Fortunately, she doesn't have Alzheimer's or Dementia. But, she does have memory loss of the more recent past. Doesn't remember her accident, where she was living at the time - not more recent events - like 9 11. She does know who all of her closest relatives are and can remember her childhood really well. She is 88 yo and in great health for her age - plus I take really great care of her! Not sure what will happen if and when she gets to the point where she can't "help" with her daily care as she does now, but I will cross that bridge when I come to it!
We have so much fun with each other every day! I never realized how very funny she is. She colors in adult coloring books, reads the many magazines I buy her. We talk about family all the time. That has always been very important to us - I do a lot of genealogy work tracing our family history. I send blessings and love to all of you who are dealing with parents who are suffering from issues worse than my mom's. God bless you, whatever choices you make for the care of your loved ones! Happy Easter!
For whom are you giving care? What's the relationship like NOW...do you have your eyes wide open and the knowledge that everyone will get "worse" and require more care.
It isn't just about love and caring: it's also about practicality and finances and the strength of the family (extended and nuclear). All the stars need to align to make in home caregiving the BEST choice for your LO.
I have made no promises to my DH to care for him forever at home. I know he has no such plan for me. We have tried to establish a financial base so that ALF will be possible if necessary.

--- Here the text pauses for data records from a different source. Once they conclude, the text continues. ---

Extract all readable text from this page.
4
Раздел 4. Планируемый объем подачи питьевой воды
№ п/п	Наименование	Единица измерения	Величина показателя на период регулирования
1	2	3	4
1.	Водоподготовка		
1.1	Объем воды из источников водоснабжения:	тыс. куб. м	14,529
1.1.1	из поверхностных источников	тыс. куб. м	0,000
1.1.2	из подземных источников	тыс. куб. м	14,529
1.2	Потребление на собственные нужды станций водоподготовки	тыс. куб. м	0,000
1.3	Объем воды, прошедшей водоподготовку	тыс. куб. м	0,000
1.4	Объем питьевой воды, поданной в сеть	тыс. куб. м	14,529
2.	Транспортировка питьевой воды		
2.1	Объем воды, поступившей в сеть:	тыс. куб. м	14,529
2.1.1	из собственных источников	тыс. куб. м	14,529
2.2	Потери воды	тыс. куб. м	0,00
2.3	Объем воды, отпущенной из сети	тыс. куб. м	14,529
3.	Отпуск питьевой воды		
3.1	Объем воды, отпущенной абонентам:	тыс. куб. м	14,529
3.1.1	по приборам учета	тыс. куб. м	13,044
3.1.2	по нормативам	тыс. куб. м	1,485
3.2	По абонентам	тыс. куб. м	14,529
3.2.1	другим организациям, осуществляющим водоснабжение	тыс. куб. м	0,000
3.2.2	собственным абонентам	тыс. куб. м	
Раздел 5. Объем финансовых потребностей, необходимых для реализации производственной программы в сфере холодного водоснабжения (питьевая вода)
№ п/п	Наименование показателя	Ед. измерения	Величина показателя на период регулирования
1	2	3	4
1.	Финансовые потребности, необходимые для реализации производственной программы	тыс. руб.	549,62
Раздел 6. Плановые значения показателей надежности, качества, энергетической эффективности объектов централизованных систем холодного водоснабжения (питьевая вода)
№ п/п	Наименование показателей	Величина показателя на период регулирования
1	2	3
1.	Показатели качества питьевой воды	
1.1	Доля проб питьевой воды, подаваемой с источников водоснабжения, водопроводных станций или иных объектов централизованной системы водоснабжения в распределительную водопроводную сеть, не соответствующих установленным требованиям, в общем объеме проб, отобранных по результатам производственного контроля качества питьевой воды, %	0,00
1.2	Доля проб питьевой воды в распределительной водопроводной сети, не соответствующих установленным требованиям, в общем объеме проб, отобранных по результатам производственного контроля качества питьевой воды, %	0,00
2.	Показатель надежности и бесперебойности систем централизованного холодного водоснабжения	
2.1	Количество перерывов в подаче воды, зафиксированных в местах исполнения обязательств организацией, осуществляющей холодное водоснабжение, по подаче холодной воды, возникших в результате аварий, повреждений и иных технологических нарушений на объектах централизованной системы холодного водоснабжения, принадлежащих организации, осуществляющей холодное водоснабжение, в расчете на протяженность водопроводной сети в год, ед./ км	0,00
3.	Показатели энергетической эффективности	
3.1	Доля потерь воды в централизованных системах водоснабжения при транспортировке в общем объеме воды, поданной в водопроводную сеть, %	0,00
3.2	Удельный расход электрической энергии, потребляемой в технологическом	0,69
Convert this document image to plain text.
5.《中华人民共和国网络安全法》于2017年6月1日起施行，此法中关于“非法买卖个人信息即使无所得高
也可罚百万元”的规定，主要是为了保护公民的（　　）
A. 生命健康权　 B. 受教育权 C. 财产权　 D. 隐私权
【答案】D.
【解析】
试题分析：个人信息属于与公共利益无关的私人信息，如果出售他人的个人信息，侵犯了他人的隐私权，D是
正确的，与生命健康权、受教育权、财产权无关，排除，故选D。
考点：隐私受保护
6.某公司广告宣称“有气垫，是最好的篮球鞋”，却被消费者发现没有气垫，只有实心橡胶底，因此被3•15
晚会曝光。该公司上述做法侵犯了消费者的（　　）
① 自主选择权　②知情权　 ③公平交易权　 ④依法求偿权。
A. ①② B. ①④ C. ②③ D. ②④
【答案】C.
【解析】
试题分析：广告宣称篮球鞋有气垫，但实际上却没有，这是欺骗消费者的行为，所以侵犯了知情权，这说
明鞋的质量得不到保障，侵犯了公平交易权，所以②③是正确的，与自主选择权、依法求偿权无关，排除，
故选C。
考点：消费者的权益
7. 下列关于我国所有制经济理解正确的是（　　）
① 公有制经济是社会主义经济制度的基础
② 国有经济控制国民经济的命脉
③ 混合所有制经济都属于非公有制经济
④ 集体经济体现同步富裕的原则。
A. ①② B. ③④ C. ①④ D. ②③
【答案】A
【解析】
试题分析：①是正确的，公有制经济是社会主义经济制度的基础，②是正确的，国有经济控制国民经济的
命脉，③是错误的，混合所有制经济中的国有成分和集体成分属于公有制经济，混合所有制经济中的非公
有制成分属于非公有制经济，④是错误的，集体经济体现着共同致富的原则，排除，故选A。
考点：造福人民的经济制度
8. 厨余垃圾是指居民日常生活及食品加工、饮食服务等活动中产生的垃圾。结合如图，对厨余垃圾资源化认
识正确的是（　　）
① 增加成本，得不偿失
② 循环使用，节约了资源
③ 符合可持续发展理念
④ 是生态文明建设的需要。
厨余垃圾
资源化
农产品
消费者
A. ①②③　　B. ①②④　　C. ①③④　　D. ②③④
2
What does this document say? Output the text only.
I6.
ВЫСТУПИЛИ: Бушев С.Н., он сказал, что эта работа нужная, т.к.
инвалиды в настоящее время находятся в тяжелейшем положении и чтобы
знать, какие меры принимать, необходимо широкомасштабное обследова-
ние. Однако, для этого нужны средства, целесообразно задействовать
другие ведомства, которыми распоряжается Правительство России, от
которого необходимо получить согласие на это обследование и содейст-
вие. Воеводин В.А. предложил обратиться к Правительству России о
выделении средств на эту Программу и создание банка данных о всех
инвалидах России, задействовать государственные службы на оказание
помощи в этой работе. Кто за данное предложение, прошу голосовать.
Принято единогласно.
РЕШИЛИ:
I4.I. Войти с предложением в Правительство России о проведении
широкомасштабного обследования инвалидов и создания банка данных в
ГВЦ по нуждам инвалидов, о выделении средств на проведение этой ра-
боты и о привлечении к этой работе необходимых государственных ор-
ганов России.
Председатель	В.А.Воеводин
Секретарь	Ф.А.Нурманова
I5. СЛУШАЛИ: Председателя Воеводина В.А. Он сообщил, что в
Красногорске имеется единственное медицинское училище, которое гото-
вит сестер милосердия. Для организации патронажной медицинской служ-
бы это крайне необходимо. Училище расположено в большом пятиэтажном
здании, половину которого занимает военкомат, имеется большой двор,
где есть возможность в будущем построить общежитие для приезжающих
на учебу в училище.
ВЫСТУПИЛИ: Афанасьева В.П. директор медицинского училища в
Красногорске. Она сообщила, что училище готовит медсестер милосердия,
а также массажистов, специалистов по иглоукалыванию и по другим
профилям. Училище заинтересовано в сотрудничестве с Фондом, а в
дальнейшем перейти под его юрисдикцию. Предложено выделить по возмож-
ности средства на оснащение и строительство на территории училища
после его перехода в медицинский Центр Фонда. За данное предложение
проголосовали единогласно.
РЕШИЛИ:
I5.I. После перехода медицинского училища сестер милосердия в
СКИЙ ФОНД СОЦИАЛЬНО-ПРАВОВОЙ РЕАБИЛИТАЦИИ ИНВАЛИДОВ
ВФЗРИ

Having said that---who really knows what the future holds. We make plans, the gods laugh. I HOPE that we both live independently until we die quiet, serene deaths. Reality tells me that's not likely.
It's such a personal thing...you really have to search your heart for the answer that is right for you.
This is my husband whom I love dearly. My vows said, "better or worse, in sickness or in health."
I never promised him I would keep him at home forever, I promised I would keep him home for as long as I could. 2 years ago the hospital wanted to send him to a "swing-bed" but none that I approved of would take him so I brought him home.
I can't tell you the number of people that have told me, I saved his life. He would have died in a NH. He would have wasted away if nothing else killed him. I am in no hurry to be widowed. Even the days when he pretty much sleeps 20 hours - he's still here and content.
No, I have no help - this is a 24/7 job. I have a sister that used to do some of my shopping for me, but now her husband is terminal with Pulmonary Fibrosis and she, sadly, is discovering what it means to be a 24/7 caregiver too.
I have NO regrets with my decision and will still keep him home for as long as possible. Even when he becomes bedridden, I will just find a way to tend to him to the best of my abilities. When and if he does become bedridden, I will put him on Home Hospice. They were wonderful with my dad and I trust them to help me with my husband.
Someone before me said that you must put the other person ahead of yourself and for me this is very true.
Don't think I don't get angry or frustrated at times, but if you saw the way my DH looks at me and thanks me - you would understand better.
A good question - thank you for asking.